Le cofacteur F420 joue un rôle important dans le métabolisme primaire et secondaire de nombreux procaryotes. La mesure de cette molécule dans des échantillons environnementaux permet de mieux comprendre sa prévalence et sa fonction. Cette technique permet l’analyse du cofacteur dans des matériaux d’échantillonnage difficiles tels que les boues et le sol.
Ainsi, la lyse du matériau et la pré-purification avant l’analyse sont les étapes centrales. Le protocole comprend différentes étapes au cours de la préparation de l’échantillon. Ces étapes doivent être très bien planifiées et préparées avant de commencer le traitement de l’échantillon.
Par exemple, la préparation de tampons frais est importante. Pour commencer la lyse de l’échantillon, placez cinq grammes de l’échantillon dans un tube conique de 50 millilitres. Ajoutez ensuite cinq millilitres de tampon de lyse 2X aux échantillons et portez le volume à 10 millilitres avec de l’eau distillée pour atteindre une concentration finale de 0,5 gramme par millilitre.
Vortex les échantillons dilués pendant 20 secondes suivis d’un autoclavage de 30 minutes à 121 degrés Celsius. Pour les échantillons secs comme le sol forestier, porter à un volume final de 20 millilitres avec de l’eau distillée après autoclavage, et vortex l’échantillon dilué à nouveau pendant 20 secondes comme démontré. Une fois les échantillons refroidis, centrifuger le lysat de l’échantillon pendant cinq minutes à 11 000 x g et prélever le surnageant.
Préparez une extraction en phase solide de cinq millilitres ou une colonne SPE remplie de 100 milligrammes de sorbant polymère à mode mixte d’anions faibles conditionnant l’échangeur d’anions avec trois millilitres de méthanol. Ensuite, équilibrez l’échangeur d’anions avec trois millilitres d’eau distillée. Chargez jusqu’à neuf millilitres du surnageant du lysat centrifugé sur la colonne SPE.
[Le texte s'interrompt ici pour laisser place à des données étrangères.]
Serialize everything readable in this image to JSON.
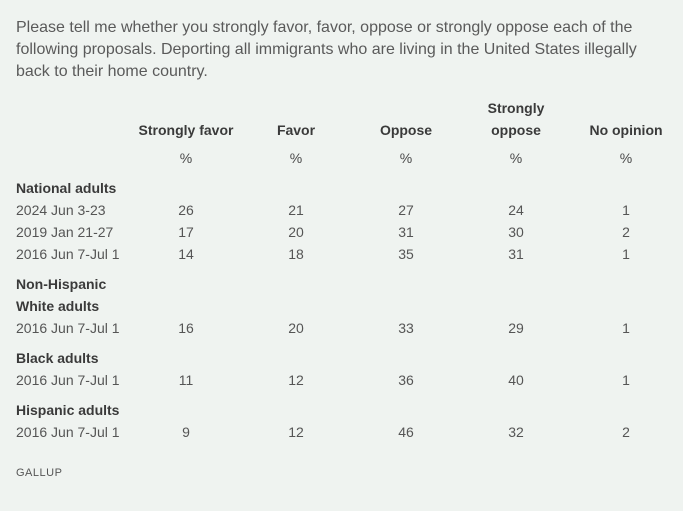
{
  "question": "Please tell me whether you strongly favor, favor, oppose or strongly oppose each of the following proposals. Deporting all immigrants who are living in the United States illegally back to their home country.",
  "columns": [
    {
      "label": "Strongly favor",
      "unit": "%"
    },
    {
      "label": "Favor",
      "unit": "%"
    },
    {
      "label": "Oppose",
      "unit": "%"
    },
    {
      "label": "Strongly oppose",
      "line1": "Strongly",
      "line2": "oppose",
      "unit": "%"
    },
    {
      "label": "No opinion",
      "unit": "%"
    }
  ],
  "groups": [
    {
      "label": "National adults",
      "rows": [
        {
          "date": "2024 Jun 3-23",
          "values": [
            "26",
            "21",
            "27",
            "24",
            "1"
          ]
        },
        {
          "date": "2019 Jan 21-27",
          "values": [
            "17",
            "20",
            "31",
            "30",
            "2"
          ]
        },
        {
          "date": "2016 Jun 7-Jul 1",
          "values": [
            "14",
            "18",
            "35",
            "31",
            "1"
          ]
        }
      ]
    },
    {
      "label": "Non-Hispanic White adults",
      "label_line1": "Non-Hispanic",
      "label_line2": "White adults",
      "rows": [
        {
          "date": "2016 Jun 7-Jul 1",
          "values": [
            "16",
            "20",
            "33",
            "29",
            "1"
          ]
        }
      ]
    },
    {
      "label": "Black adults",
      "rows": [
        {
          "date": "2016 Jun 7-Jul 1",
          "values": [
            "11",
            "12",
            "36",
            "40",
            "1"
          ]
        }
      ]
    },
    {
      "label": "Hispanic adults",
      "rows": [
        {
          "date": "2016 Jun 7-Jul 1",
          "values": [
            "9",
            "12",
            "46",
            "32",
            "2"
          ]
        }
      ]
    }
  ],
  "source": "GALLUP",
  "colors": {
    "background": "#eff3f0",
    "text": "#3d3d3d"
  }
}
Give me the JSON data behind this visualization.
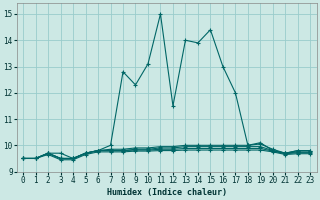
{
  "xlabel": "Humidex (Indice chaleur)",
  "bg_color": "#cce8e4",
  "grid_color": "#99cccc",
  "line_color": "#006666",
  "xlim": [
    -0.5,
    23.5
  ],
  "ylim": [
    9,
    15.4
  ],
  "yticks": [
    9,
    10,
    11,
    12,
    13,
    14,
    15
  ],
  "xticks": [
    0,
    1,
    2,
    3,
    4,
    5,
    6,
    7,
    8,
    9,
    10,
    11,
    12,
    13,
    14,
    15,
    16,
    17,
    18,
    19,
    20,
    21,
    22,
    23
  ],
  "line1": [
    9.5,
    9.5,
    9.7,
    9.7,
    9.5,
    9.7,
    9.8,
    10.0,
    12.8,
    12.3,
    13.1,
    15.0,
    11.5,
    14.0,
    13.9,
    14.4,
    13.0,
    12.0,
    10.0,
    10.1,
    9.8,
    9.7,
    9.8,
    9.8
  ],
  "line2": [
    9.5,
    9.5,
    9.7,
    9.5,
    9.5,
    9.7,
    9.8,
    9.85,
    9.85,
    9.9,
    9.9,
    9.95,
    9.95,
    10.0,
    10.0,
    10.0,
    10.0,
    10.0,
    10.0,
    10.05,
    9.85,
    9.7,
    9.8,
    9.8
  ],
  "line3": [
    9.5,
    9.5,
    9.7,
    9.5,
    9.5,
    9.7,
    9.8,
    9.8,
    9.8,
    9.85,
    9.85,
    9.9,
    9.9,
    9.95,
    9.95,
    9.95,
    9.95,
    9.95,
    9.95,
    9.95,
    9.8,
    9.7,
    9.75,
    9.75
  ],
  "line4": [
    9.5,
    9.5,
    9.7,
    9.5,
    9.5,
    9.7,
    9.8,
    9.8,
    9.8,
    9.82,
    9.82,
    9.85,
    9.85,
    9.88,
    9.88,
    9.88,
    9.88,
    9.88,
    9.88,
    9.88,
    9.78,
    9.68,
    9.72,
    9.72
  ],
  "line5": [
    9.5,
    9.5,
    9.65,
    9.45,
    9.45,
    9.65,
    9.75,
    9.75,
    9.75,
    9.78,
    9.78,
    9.8,
    9.8,
    9.82,
    9.82,
    9.82,
    9.82,
    9.82,
    9.82,
    9.82,
    9.75,
    9.65,
    9.68,
    9.68
  ]
}
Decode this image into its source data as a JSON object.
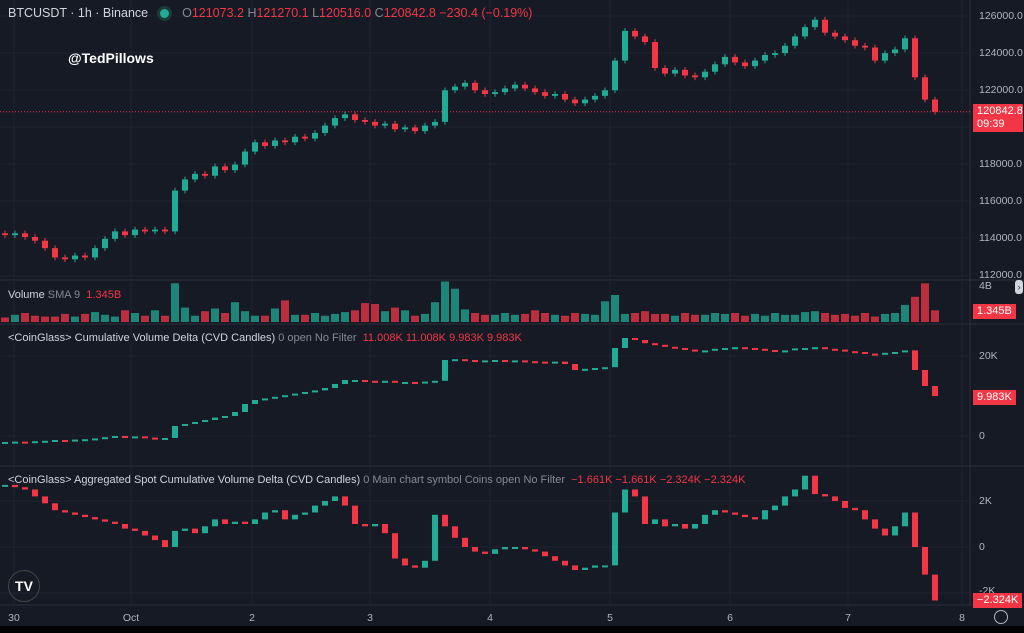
{
  "header": {
    "symbol": "BTCUSDT · 1h · Binance",
    "status_color": "#22ab94",
    "o_label": "O",
    "o": "121073.2",
    "h_label": "H",
    "h": "121270.1",
    "l_label": "L",
    "l": "120516.0",
    "c_label": "C",
    "c": "120842.8",
    "change": "−230.4 (−0.19%)"
  },
  "watermark": "@TedPillows",
  "price_axis": {
    "ticks": [
      "126000.0",
      "124000.0",
      "122000.0",
      "118000.0",
      "116000.0",
      "114000.0",
      "112000.0"
    ],
    "last_price": "120842.8",
    "countdown": "09:39"
  },
  "volume": {
    "label": "Volume",
    "sma": "SMA 9",
    "value": "1.345B",
    "tick": "4B"
  },
  "cvd": {
    "label": "<CoinGlass> Cumulative Volume Delta (CVD Candles)",
    "params": "0 open No Filter",
    "values": "11.008K  11.008K  9.983K  9.983K",
    "ticks": [
      "20K",
      "0"
    ],
    "last": "9.983K"
  },
  "spot_cvd": {
    "label": "<CoinGlass> Aggregated Spot Cumulative Volume Delta (CVD Candles)",
    "params": "0 Main chart symbol Coins open No Filter",
    "values": "−1.661K  −1.661K  −2.324K  −2.324K",
    "ticks": [
      "2K",
      "0",
      "-2K"
    ],
    "last": "−2.324K"
  },
  "time_axis": [
    "30",
    "Oct",
    "2",
    "3",
    "4",
    "5",
    "6",
    "7",
    "8"
  ],
  "colors": {
    "up": "#22ab94",
    "down": "#f23645",
    "bg": "#161a25"
  },
  "chart_data": {
    "type": "candlestick",
    "price_range": [
      112000,
      126000
    ],
    "closes": [
      114200,
      114300,
      114100,
      113900,
      113500,
      113000,
      112900,
      113100,
      113000,
      113500,
      114000,
      114400,
      114200,
      114500,
      114400,
      114500,
      114400,
      116600,
      117200,
      117500,
      117400,
      117900,
      117700,
      118000,
      118700,
      119200,
      119000,
      119300,
      119200,
      119500,
      119400,
      119700,
      120100,
      120500,
      120700,
      120400,
      120300,
      120100,
      120200,
      119900,
      120000,
      119800,
      120100,
      120300,
      122000,
      122200,
      122400,
      122000,
      121800,
      121900,
      122100,
      122300,
      122100,
      121900,
      121700,
      121800,
      121500,
      121300,
      121500,
      121700,
      122000,
      123600,
      125200,
      124900,
      124600,
      123200,
      122900,
      123100,
      122800,
      122700,
      123000,
      123400,
      123800,
      123500,
      123300,
      123600,
      123900,
      124000,
      124400,
      124900,
      125400,
      125800,
      125100,
      124900,
      124700,
      124400,
      124300,
      123600,
      124000,
      124200,
      124800,
      122700,
      121500,
      120842.8
    ],
    "volume_B": [
      0.5,
      0.8,
      1.0,
      0.7,
      0.6,
      0.6,
      0.9,
      0.6,
      0.9,
      1.1,
      0.8,
      0.6,
      1.3,
      1.0,
      0.7,
      1.3,
      0.7,
      4.3,
      1.6,
      0.7,
      1.2,
      1.5,
      1.0,
      2.2,
      1.2,
      0.7,
      0.7,
      1.5,
      2.4,
      0.8,
      0.8,
      1.0,
      0.7,
      0.9,
      1.1,
      1.3,
      2.1,
      2.0,
      1.2,
      1.6,
      1.3,
      0.7,
      0.9,
      2.2,
      4.5,
      3.7,
      1.4,
      1.0,
      0.8,
      0.8,
      1.0,
      0.8,
      0.9,
      1.3,
      1.0,
      0.8,
      0.7,
      1.0,
      0.9,
      0.8,
      2.3,
      3.0,
      0.9,
      1.0,
      1.2,
      0.9,
      0.9,
      0.7,
      1.0,
      0.8,
      0.8,
      1.0,
      0.9,
      1.0,
      0.7,
      0.9,
      0.7,
      1.0,
      0.8,
      0.8,
      1.1,
      1.2,
      1.0,
      0.8,
      0.9,
      0.7,
      1.0,
      0.6,
      0.9,
      1.0,
      1.9,
      2.8,
      4.3,
      1.3
    ],
    "cvd_K": [
      -1.5,
      -1.4,
      -1.5,
      -1.3,
      -1.2,
      -1.0,
      -1.2,
      -0.9,
      -0.8,
      -0.6,
      -0.3,
      0.0,
      -0.2,
      -0.1,
      -0.4,
      -0.5,
      -0.5,
      2.5,
      3.0,
      3.5,
      4.0,
      4.6,
      5.0,
      6.0,
      8.0,
      9.0,
      9.4,
      9.8,
      10.2,
      10.6,
      11.0,
      11.4,
      12.0,
      13.0,
      14.0,
      14.0,
      13.8,
      13.6,
      13.8,
      13.4,
      13.5,
      13.2,
      13.6,
      13.8,
      19.0,
      19.2,
      19.0,
      18.8,
      18.9,
      19.0,
      18.8,
      18.9,
      18.7,
      18.6,
      18.5,
      18.6,
      18.0,
      16.5,
      16.8,
      17.0,
      17.2,
      22.0,
      24.5,
      24.0,
      23.2,
      22.8,
      22.3,
      22.0,
      21.6,
      21.3,
      21.4,
      21.8,
      22.0,
      22.2,
      22.0,
      21.8,
      21.5,
      21.0,
      21.4,
      21.9,
      22.0,
      22.2,
      21.8,
      21.6,
      21.2,
      21.0,
      20.6,
      20.4,
      20.8,
      21.0,
      21.4,
      16.5,
      12.5,
      9.983
    ],
    "spot_cvd_K": [
      2.7,
      2.6,
      2.5,
      2.2,
      1.9,
      1.6,
      1.5,
      1.4,
      1.3,
      1.2,
      1.1,
      1.0,
      0.8,
      0.7,
      0.5,
      0.3,
      0.0,
      0.7,
      0.8,
      0.6,
      0.9,
      1.2,
      1.0,
      1.1,
      1.0,
      1.2,
      1.5,
      1.6,
      1.2,
      1.4,
      1.5,
      1.8,
      2.0,
      2.2,
      1.8,
      1.0,
      0.9,
      1.0,
      0.6,
      -0.5,
      -0.8,
      -0.9,
      -0.6,
      1.4,
      0.9,
      0.4,
      0.0,
      -0.2,
      -0.3,
      -0.1,
      0.0,
      0.0,
      -0.1,
      -0.2,
      -0.4,
      -0.6,
      -0.8,
      -1.0,
      -0.9,
      -0.8,
      -0.8,
      1.5,
      2.5,
      2.2,
      1.0,
      1.2,
      0.9,
      1.0,
      0.8,
      1.0,
      1.4,
      1.6,
      1.5,
      1.4,
      1.3,
      1.2,
      1.6,
      1.8,
      2.2,
      2.5,
      3.1,
      2.3,
      2.2,
      2.0,
      1.7,
      1.6,
      1.2,
      0.8,
      0.5,
      0.9,
      1.5,
      0.0,
      -1.2,
      -2.324
    ]
  }
}
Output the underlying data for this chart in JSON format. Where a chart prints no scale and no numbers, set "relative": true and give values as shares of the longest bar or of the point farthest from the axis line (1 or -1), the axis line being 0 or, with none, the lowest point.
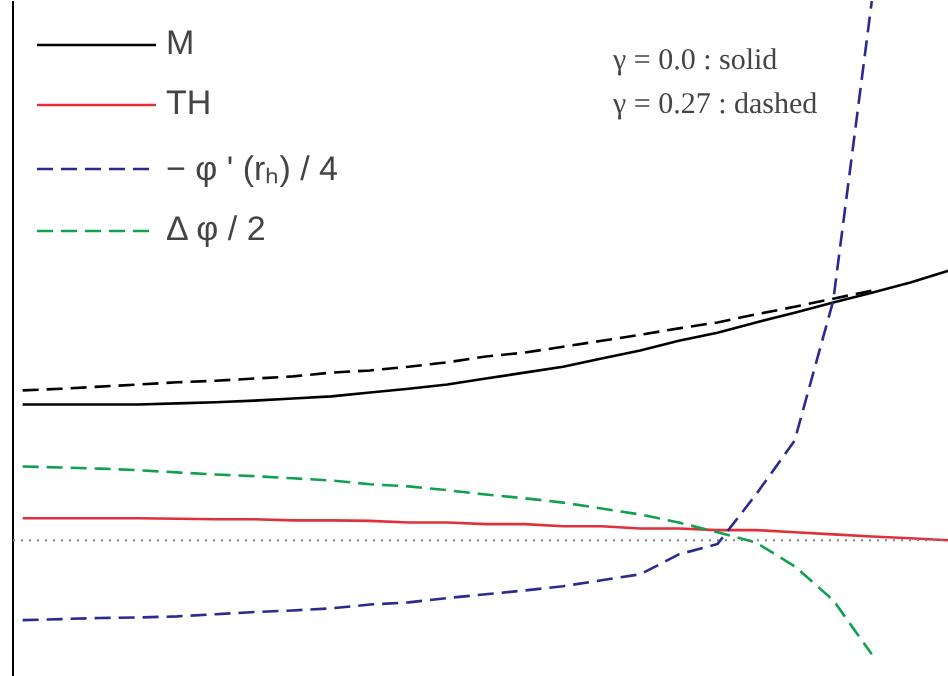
{
  "chart_data": {
    "type": "line",
    "relative": true,
    "categories": [
      null,
      null,
      null,
      null,
      null,
      null,
      null,
      null,
      null,
      null,
      null,
      null,
      null,
      null,
      null,
      null,
      null,
      null,
      null,
      null,
      null,
      null,
      null,
      null,
      null
    ],
    "series": [
      {
        "name": "M",
        "color": "#000000",
        "line_style": "solid",
        "values": [
          0.252,
          0.252,
          0.252,
          0.252,
          0.254,
          0.256,
          0.259,
          0.263,
          0.267,
          0.274,
          0.281,
          0.289,
          0.3,
          0.311,
          0.322,
          0.337,
          0.352,
          0.37,
          0.385,
          0.404,
          0.422,
          0.441,
          0.459,
          0.478,
          0.5
        ]
      },
      {
        "color": "#000000",
        "line_style": "dashed",
        "values": [
          0.278,
          0.281,
          0.285,
          0.289,
          0.293,
          0.296,
          0.3,
          0.304,
          0.311,
          0.315,
          0.322,
          0.33,
          0.341,
          0.348,
          0.359,
          0.37,
          0.381,
          0.393,
          0.404,
          0.419,
          0.433,
          0.448,
          0.463,
          null,
          null
        ]
      },
      {
        "name": "TH",
        "color": "#e0303a",
        "line_style": "solid",
        "values": [
          0.041,
          0.041,
          0.041,
          0.041,
          0.04,
          0.039,
          0.039,
          0.037,
          0.037,
          0.036,
          0.033,
          0.033,
          0.03,
          0.03,
          0.026,
          0.026,
          0.022,
          0.022,
          0.019,
          0.019,
          0.015,
          0.011,
          0.007,
          0.004,
          0
        ]
      },
      {
        "name": "− φ ' (rₕ) / 4",
        "color": "#2a2a90",
        "line_style": "dashed",
        "values": [
          -0.148,
          -0.146,
          -0.144,
          -0.143,
          -0.141,
          -0.137,
          -0.133,
          -0.13,
          -0.126,
          -0.119,
          -0.115,
          -0.107,
          -0.1,
          -0.093,
          -0.085,
          -0.074,
          -0.063,
          -0.026,
          -0.007,
          0.085,
          0.185,
          0.444,
          1.0,
          null,
          null
        ]
      },
      {
        "name": "Δ φ / 2",
        "color": "#10a050",
        "line_style": "dashed",
        "values": [
          0.137,
          0.135,
          0.133,
          0.13,
          0.126,
          0.122,
          0.119,
          0.115,
          0.111,
          0.104,
          0.1,
          0.093,
          0.085,
          0.078,
          0.07,
          0.059,
          0.048,
          0.033,
          0.015,
          -0.004,
          -0.048,
          -0.111,
          -0.211,
          null,
          null
        ]
      }
    ],
    "ref_lines": [
      {
        "axis": "y",
        "value": 0,
        "color": "#808080",
        "line_style": "dotted"
      }
    ],
    "annotations": [
      "γ = 0.0    : solid",
      "γ = 0.27 :    dashed"
    ],
    "legend": "top left",
    "grid": false
  }
}
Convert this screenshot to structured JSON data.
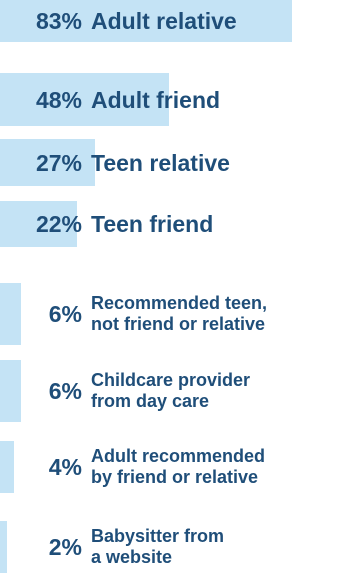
{
  "chart_data": {
    "type": "bar",
    "orientation": "horizontal",
    "categories": [
      "Adult relative",
      "Adult friend",
      "Teen relative",
      "Teen friend",
      "Recommended teen, not friend or relative",
      "Childcare provider from day care",
      "Adult recommended by friend or relative",
      "Babysitter from a website"
    ],
    "label_lines": [
      [
        "Adult relative"
      ],
      [
        "Adult friend"
      ],
      [
        "Teen relative"
      ],
      [
        "Teen friend"
      ],
      [
        "Recommended teen,",
        "not friend or relative"
      ],
      [
        "Childcare provider",
        "from day care"
      ],
      [
        "Adult recommended",
        "by friend or relative"
      ],
      [
        "Babysitter from",
        "a website"
      ]
    ],
    "values": [
      83,
      48,
      27,
      22,
      6,
      6,
      4,
      2
    ],
    "value_labels": [
      "83%",
      "48%",
      "27%",
      "22%",
      "6%",
      "6%",
      "4%",
      "2%"
    ],
    "xlim": [
      0,
      100
    ],
    "bar_color": "#c4e3f5",
    "text_color": "#1f4e79"
  }
}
Lavez séquentiellement les impuretés de la colonne avec cinq millilitres d’acétate d’ammoniac de 25 millimolaires et cinq millilitres de méthanol. Après le lavage, éluez le cofacteur F420 avec un millilitre de tampon d’élution. Préréglez le four à 40 degrés Celsius et réglez le détecteur de fluorescence sur une longueur d’onde d’extinction de 420 nanomètres et une longueur d’onde d’émission de 470 nanomètres.
Ensuite, filtrez l’échantillon élué du SPE dans des flacons HPLC à l’aide d’un filtre PTFE avec une taille de pores de 0,22 micron. Injectez 50 microlitres de l’échantillon filtré dans le système HPLC et séparez le cofacteur F420 en mode gradient à l’aide d’une combinaison de phases mobiles comme décrit dans le manuscrit. Analyser la composition et la concentration du cofacteur F420.
La croissance de cultures pures de méthanogènes a été vérifiée par microscopie. En microscopie à contraste de phase, des agglomérats de méthanogènes sont visibles, qui émettent une lumière bleutée lorsque le cofacteur F420 est excité par la lumière ultraviolette. La zone de pointe du cofacteur F420 récupéré après SPE avec différents volumes de cultures de Methanoculleus thermophilus a été analysée.
La stratégie de désintégration de l’autoclave a atteint la zone de crête la plus élevée, concluant une efficacité d’extraction maximale à l’aide d’un traitement pression-température. L’analyse de la distribution de la longueur de la queue a révélé les différences dans la concentration globale du cofacteur F420 et la distribution de la longueur de la queue F420 des cultures méthanogènes pures dans les échantillons environnementaux. Lors de l’application de cette procédure, veillez à collecter complètement le volume total du tampon d’élution ou à enregistrer le volume exact de débit.
Cette technique ouvre la voie à l’exploration du cofacteur F420 dans des échantillons plus complexes comme les sols et les boues et permet d’mieux comprendre l’impact écologique de cette molécule.